И оба словно бы и не представляют себе, что речь идет о процессах колоссальной — во времени протяженности. Главное же — как может видеться не утопией целенаправленное, управляемое создание феноменов, свободных по определению? Свободных, глубочайше интимных, стихийных (теперь сказали бы стохастических), да к тому же еще и бесконечно многофакторных. А Булгаков не меньше говорит в дальнейшем о неотложности внутренней православной христианизации интеллигенции, чем Бердяев — о создании новой философской традиции. Таким образом, российская интеллигенция и в своей самокритике, в своей внутренней перестройке верна себе. Вопросом жизни и смерти становится для России спасение мирной поступательной эволюции как таковой, сохранение основ ее государственности; но интеллигенция занята если не сокрушением этих основ и не подведением мин под эволюционный процесс, то поисками альтернативных революционному радикализму утопий.

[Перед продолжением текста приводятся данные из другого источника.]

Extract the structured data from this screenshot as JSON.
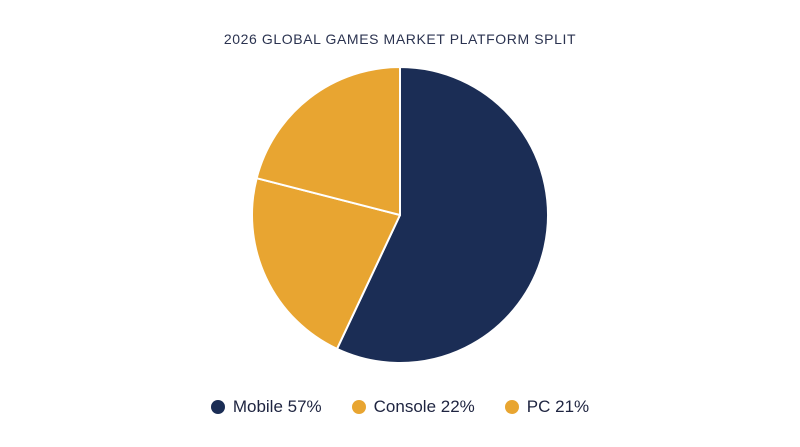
{
  "chart_data": {
    "type": "pie",
    "title": "2026 GLOBAL GAMES MARKET PLATFORM SPLIT",
    "slices": [
      {
        "label": "Mobile",
        "value": 57,
        "display": "Mobile 57%",
        "color": "#1b2d55"
      },
      {
        "label": "Console",
        "value": 22,
        "display": "Console 22%",
        "color": "#e8a531"
      },
      {
        "label": "PC",
        "value": 21,
        "display": "PC 21%",
        "color": "#e8a531"
      }
    ],
    "legend_position": "bottom"
  }
}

Почему российская интеллигенция так упорно тяготеет либо к утопии, либо к саперному делу — даже тогда, когда перед ней открыт немалый простор для полезной деятельности, общественной и профессиональной? Веховцы объясняют это в первую очередь «непрерывным и беспощадным давлением полицейского пресса» (С. Булгаков). Не пережито ли, однако, многообразнейшее жестокое давление в свое время и независимой мыслью Европы? Пережито, но в свое время. И для давления это время было — свое, и для свободомыслия — свое. А тут образованный слой имеет с XVIII столетия европейские потребности, европейские взгляды на права личности, свободу совести и разномыслие, но пребывает при этом в иной обыденности. Ведь он не столько возник, сколько создан в границах куда более молодой, чем Западная Европа, государственной и этнической общности. И народ и отчасти (ибо власть более вестернизирована, чем народ) государственность принадлежат своему хронотопу, а образованный класс — другому, в который и рвется. А его — нет.